As Boyd-Dawkins then comments,

The result of observations, carried on for two years, led to the conclusion that no extent of pumping would completely drain the sands. Borings, put down within 200 yards [185 m] of the line of the tunnel on either side, showed further, that the water-level had scarcely been reduced after 12 months continuous pumping and, for the latter six months, pumping was at the rate of 1,800 gallons per minute [490 mVh], In other words, the cone of depression did not extend much beyond 200 yards [185 m] away from the line of pumps.

In this account, ... it is difficult to decide which is the more admirable, the scientific method by which Stephenson arrived at the conclusion that the cone of depression was small in range, or the practical application of the results in making a dry [the authors would have used the word ‘workable’ rather than ‘dry’] pathway for the railway between the waters heaped up [in the soil] ... on either side.
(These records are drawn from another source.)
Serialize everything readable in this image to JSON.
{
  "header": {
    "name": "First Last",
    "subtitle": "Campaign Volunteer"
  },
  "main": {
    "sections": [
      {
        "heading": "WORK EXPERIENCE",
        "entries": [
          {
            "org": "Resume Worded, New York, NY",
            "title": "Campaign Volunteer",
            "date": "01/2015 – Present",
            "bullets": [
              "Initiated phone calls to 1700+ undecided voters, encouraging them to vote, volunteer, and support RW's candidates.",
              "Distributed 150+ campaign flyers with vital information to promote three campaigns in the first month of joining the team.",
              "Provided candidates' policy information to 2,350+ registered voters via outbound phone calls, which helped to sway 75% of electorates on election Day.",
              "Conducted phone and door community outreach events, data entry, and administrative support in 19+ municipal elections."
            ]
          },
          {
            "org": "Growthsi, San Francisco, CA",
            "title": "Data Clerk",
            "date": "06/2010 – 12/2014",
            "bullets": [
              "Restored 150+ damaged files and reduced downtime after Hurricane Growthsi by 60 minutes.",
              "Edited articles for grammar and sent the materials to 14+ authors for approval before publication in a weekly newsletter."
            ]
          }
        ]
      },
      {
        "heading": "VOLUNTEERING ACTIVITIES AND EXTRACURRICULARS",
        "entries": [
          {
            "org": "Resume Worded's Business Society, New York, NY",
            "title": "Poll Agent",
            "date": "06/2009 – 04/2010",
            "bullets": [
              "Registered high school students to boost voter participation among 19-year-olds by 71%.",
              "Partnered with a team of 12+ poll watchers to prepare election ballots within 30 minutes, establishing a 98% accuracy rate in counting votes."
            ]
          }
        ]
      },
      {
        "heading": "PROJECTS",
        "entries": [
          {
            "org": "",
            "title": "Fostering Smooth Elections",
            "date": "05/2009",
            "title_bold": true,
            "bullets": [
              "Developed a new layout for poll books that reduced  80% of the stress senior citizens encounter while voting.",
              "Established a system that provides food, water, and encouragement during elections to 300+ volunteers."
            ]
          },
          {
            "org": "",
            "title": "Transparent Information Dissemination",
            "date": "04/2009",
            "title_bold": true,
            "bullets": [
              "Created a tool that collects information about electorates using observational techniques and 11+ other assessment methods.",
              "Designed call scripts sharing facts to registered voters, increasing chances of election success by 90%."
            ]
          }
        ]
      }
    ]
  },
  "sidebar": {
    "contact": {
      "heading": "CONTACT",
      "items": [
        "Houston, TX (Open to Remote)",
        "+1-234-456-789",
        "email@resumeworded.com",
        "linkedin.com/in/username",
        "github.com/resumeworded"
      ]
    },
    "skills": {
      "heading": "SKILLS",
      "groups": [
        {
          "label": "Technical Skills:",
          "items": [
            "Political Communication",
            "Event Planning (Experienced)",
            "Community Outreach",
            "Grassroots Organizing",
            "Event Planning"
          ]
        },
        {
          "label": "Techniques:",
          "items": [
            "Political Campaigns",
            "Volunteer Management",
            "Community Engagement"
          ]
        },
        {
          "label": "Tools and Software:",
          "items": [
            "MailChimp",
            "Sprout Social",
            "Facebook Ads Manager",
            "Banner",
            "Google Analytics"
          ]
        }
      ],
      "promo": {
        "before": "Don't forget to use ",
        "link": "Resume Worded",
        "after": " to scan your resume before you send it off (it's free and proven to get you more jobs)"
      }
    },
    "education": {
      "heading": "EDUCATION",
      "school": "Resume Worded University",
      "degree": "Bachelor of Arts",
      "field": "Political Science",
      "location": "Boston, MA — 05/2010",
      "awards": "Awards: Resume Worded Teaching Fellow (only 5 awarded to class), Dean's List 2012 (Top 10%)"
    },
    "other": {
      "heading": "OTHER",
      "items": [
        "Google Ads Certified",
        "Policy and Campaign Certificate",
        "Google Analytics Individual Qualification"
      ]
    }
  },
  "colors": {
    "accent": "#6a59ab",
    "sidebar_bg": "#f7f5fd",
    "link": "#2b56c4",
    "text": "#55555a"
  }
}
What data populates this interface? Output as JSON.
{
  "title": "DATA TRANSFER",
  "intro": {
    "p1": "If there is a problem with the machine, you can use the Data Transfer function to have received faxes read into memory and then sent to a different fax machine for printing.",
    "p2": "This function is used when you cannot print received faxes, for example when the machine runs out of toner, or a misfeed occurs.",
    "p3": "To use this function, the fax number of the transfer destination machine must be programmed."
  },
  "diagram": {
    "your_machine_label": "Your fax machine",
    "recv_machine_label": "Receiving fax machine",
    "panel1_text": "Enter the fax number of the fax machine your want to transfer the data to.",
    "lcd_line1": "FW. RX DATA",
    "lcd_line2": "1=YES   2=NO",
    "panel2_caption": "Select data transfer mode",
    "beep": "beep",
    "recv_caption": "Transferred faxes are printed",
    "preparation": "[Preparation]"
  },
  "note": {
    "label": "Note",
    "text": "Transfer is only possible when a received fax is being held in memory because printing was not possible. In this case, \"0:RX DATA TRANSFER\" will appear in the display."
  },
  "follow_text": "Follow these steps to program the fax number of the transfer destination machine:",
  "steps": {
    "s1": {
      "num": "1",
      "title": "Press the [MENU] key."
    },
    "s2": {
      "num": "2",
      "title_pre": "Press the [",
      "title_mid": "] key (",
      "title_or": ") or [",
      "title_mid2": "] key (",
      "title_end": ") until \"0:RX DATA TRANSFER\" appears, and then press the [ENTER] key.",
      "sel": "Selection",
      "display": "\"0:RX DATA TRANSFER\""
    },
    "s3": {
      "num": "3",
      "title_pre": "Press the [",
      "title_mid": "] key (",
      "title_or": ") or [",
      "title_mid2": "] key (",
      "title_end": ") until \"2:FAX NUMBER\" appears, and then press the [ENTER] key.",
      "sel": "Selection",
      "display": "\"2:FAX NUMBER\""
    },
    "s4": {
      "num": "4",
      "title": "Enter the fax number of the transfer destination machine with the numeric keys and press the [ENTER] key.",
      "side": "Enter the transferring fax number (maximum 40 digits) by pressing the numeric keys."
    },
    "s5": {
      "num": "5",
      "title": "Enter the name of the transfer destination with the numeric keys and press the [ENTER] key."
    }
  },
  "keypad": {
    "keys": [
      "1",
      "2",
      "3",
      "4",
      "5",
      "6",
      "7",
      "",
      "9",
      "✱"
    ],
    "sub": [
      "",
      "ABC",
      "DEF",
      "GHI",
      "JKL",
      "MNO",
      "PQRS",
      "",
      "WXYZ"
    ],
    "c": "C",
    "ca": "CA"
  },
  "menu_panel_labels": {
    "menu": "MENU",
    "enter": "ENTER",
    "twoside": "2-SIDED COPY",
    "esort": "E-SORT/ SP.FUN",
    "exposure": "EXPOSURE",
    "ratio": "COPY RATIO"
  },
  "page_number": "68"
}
If is astonishing that neither Robert Stephenson nor any of his contemporaries realized the significance of this newly discovered principle: that by sinking water abstraction points, and more importantly placing them clear of the excavation so that the flow of water in the ground would be away from the excavation rather than towards it, stable ground conditions were created. For many decades, this most important principle was ignored.
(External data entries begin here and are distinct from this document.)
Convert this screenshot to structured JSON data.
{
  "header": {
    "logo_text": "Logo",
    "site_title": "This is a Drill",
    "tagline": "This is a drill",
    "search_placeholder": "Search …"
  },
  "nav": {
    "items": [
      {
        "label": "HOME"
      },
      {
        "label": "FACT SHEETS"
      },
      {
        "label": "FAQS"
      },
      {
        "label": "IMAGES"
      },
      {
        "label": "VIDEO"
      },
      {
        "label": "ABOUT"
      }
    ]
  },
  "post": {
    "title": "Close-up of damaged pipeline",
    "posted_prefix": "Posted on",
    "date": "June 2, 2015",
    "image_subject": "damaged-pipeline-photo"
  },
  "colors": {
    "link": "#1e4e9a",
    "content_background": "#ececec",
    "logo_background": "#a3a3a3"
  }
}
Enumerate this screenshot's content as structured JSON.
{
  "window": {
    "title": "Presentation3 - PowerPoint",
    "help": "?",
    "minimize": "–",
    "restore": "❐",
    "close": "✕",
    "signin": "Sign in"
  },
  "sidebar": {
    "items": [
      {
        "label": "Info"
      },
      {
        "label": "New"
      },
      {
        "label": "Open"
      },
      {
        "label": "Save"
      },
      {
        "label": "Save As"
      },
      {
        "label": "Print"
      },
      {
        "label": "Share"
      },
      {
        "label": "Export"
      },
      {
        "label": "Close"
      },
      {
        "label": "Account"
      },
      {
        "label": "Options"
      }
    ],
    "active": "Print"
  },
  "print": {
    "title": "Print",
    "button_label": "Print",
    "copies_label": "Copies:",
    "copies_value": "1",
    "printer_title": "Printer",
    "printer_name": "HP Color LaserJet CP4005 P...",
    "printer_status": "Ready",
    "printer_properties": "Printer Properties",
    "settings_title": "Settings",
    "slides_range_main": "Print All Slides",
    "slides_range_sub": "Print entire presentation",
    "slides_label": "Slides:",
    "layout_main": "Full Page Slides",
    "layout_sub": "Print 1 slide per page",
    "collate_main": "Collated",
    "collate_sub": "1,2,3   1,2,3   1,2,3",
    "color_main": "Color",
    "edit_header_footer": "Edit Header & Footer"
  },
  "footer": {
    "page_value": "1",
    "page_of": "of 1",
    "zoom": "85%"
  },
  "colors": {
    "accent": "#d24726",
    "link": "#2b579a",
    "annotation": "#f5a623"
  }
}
Early Theory - Darcy and Dupuit

In the 1850s and early 1860s, Henri Darcy made an extensive study of the problems of obtaining an adequate supply of potable water for the town of Dijon (Freeze, 1994). He is famous for his Darcy’s law (Darcy, 1856) postulating how to determine the permeability of a column of sand of selected grading when the rate of water flow through it is known (Figure 2.5). In fact, Darcy’s experiments formed only a small part of his treatise. He compiled a very comprehensive report (two thick volumes) in which he analysed the available sources of water from both rivers and wells - some of them artesian - and how economically to harness all these for optimum usage.

Darcy investigated the then current volume of supply of water per day per inhabitant for about 10 municipalities in Britain - Glasgow, Nottingham and Chelsea, among others - as well as Marseille, Paris and many other French towns. He concluded that the average water provision in Britain was 80-85 litres/inhabitant/day and more than 60 litres/inhabitant/ day for Paris. Darcy designed the water supply system for Dijon on the basis of 150 litres/ inhabitant/day - no doubt his Victorian contemporaries this side of ‘la Manche’ would have applauded this philosophy.
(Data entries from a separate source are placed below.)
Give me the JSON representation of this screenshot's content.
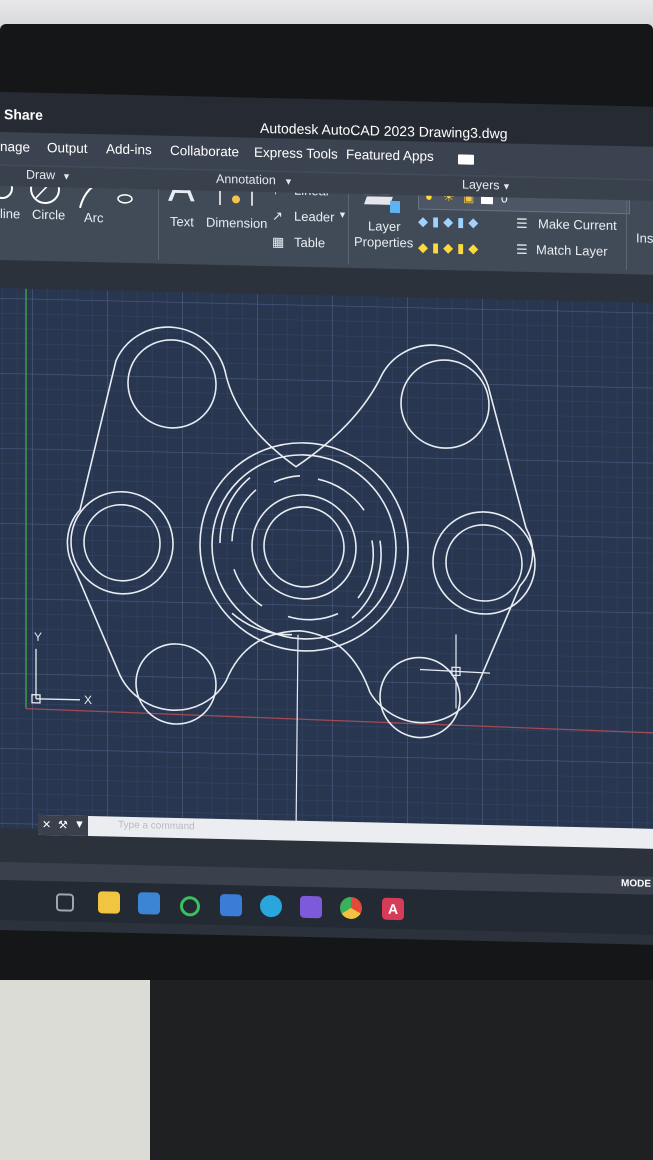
{
  "titlebar": {
    "share": "Share",
    "title": "Autodesk AutoCAD 2023  Drawing3.dwg"
  },
  "menu": [
    "nage",
    "Output",
    "Add-ins",
    "Collaborate",
    "Express Tools",
    "Featured Apps"
  ],
  "ribbon": {
    "draw": {
      "line": "line",
      "circle": "Circle",
      "arc": "Arc",
      "panel": "Draw"
    },
    "annotation": {
      "text": "Text",
      "dimension": "Dimension",
      "linear": "Linear",
      "leader": "Leader",
      "table": "Table",
      "panel": "Annotation"
    },
    "layers": {
      "layer_properties_1": "Layer",
      "layer_properties_2": "Properties",
      "make_current": "Make Current",
      "match_layer": "Match Layer",
      "current_layer": "0",
      "panel": "Layers"
    },
    "insert": "Ins"
  },
  "drawing": {
    "ucs": {
      "y": "Y",
      "x": "X"
    },
    "background": "#283650",
    "line_color": "#e8ecf3"
  },
  "command": {
    "placeholder": "Type a command"
  },
  "status": {
    "model": "MODE"
  },
  "taskbar": {
    "icons": [
      "task-view-icon",
      "file-explorer-icon",
      "store-icon",
      "cortana-icon",
      "terminal-icon",
      "edge-icon",
      "visual-studio-icon",
      "chrome-icon",
      "autocad-icon"
    ]
  }
}
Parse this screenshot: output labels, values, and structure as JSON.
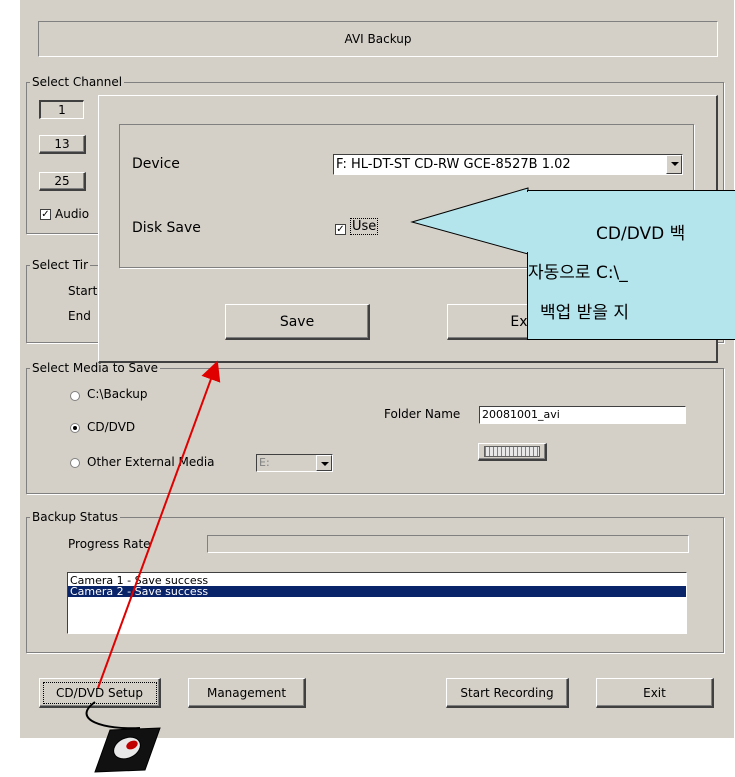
{
  "window": {
    "title": "AVI Backup"
  },
  "select_channel": {
    "title": "Select Channel",
    "channels": [
      "1",
      "13",
      "25"
    ],
    "audio_label": "Audio",
    "audio_checked": true
  },
  "select_time": {
    "title": "Select Tir",
    "start_label": "Start",
    "end_label": "End"
  },
  "select_media": {
    "title": "Select Media to Save",
    "options": [
      {
        "label": "C:\\Backup",
        "selected": false
      },
      {
        "label": "CD/DVD",
        "selected": true
      },
      {
        "label": "Other External Media",
        "selected": false
      }
    ],
    "external_drive": "E:",
    "folder_label": "Folder Name",
    "folder_value": "20081001_avi"
  },
  "backup_status": {
    "title": "Backup Status",
    "progress_label": "Progress Rate",
    "progress": 0,
    "log": [
      {
        "text": "Camera  1 - Save success",
        "selected": false
      },
      {
        "text": "Camera  2 - Save success",
        "selected": true
      }
    ]
  },
  "buttons": {
    "cd_dvd_setup": "CD/DVD Setup",
    "management": "Management",
    "start_recording": "Start Recording",
    "exit": "Exit"
  },
  "dialog": {
    "device_label": "Device",
    "device_value": "F: HL-DT-ST CD-RW GCE-8527B 1.02",
    "disk_save_label": "Disk Save",
    "use_label": "Use",
    "use_checked": true,
    "save_button": "Save",
    "exit_button": "Ex"
  },
  "callout": {
    "line1": "CD/DVD 백",
    "line2": "자동으로 C:\\_",
    "line3": "백업 받을 지"
  },
  "colors": {
    "face": "#d4d0c8",
    "selection": "#0a246a",
    "callout": "#b4e4ec",
    "arrow": "#e00000"
  }
}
In the mid-1860s, Dupuit (1863), using Darcy’s law to express soil permeability, propounded his equations for determining flow to a single well positioned in the middle of an island. Dupuit made certain simplifying assumptions, and having stated them (i.e. truly horizontal flow), he then discounted their implications! For this, Dupuit has been much castigated by some later purists, but most accept that the Dupuit concept, later slightly modified by Forchheimer, is acceptable and adequate in many practical situations.

Exchange of information was not as simple in Darcy’s and Dupuit’s time as it is now. Much of the fundamental work of these two French engineers was duplicated by independent developments shortly afterwards in Germany and Austria and a little later in the United States.

In about 1883, Reynolds demonstrated that for linear flow - i.e. flow in orderly layers, commonly known as laminar flow - there is a proportionality existing between the hydraulic gradient and the velocity of flow. This is in keeping with Darcy’s law, but as velocity increased, the pattern of flow became irregular (i.e. turbulent), and the hydraulic gradient approached the square of the velocity. Reynolds endorsed the conclusion that Darcy’s law gives an acceptable representation of the flow within porous media - i.e. the flow through the pore spaces of soils will remain laminar save for very rare and exceptional circumstances. However, this may not always be true of flow through fractured rocks (e.g. karstic limestone formations).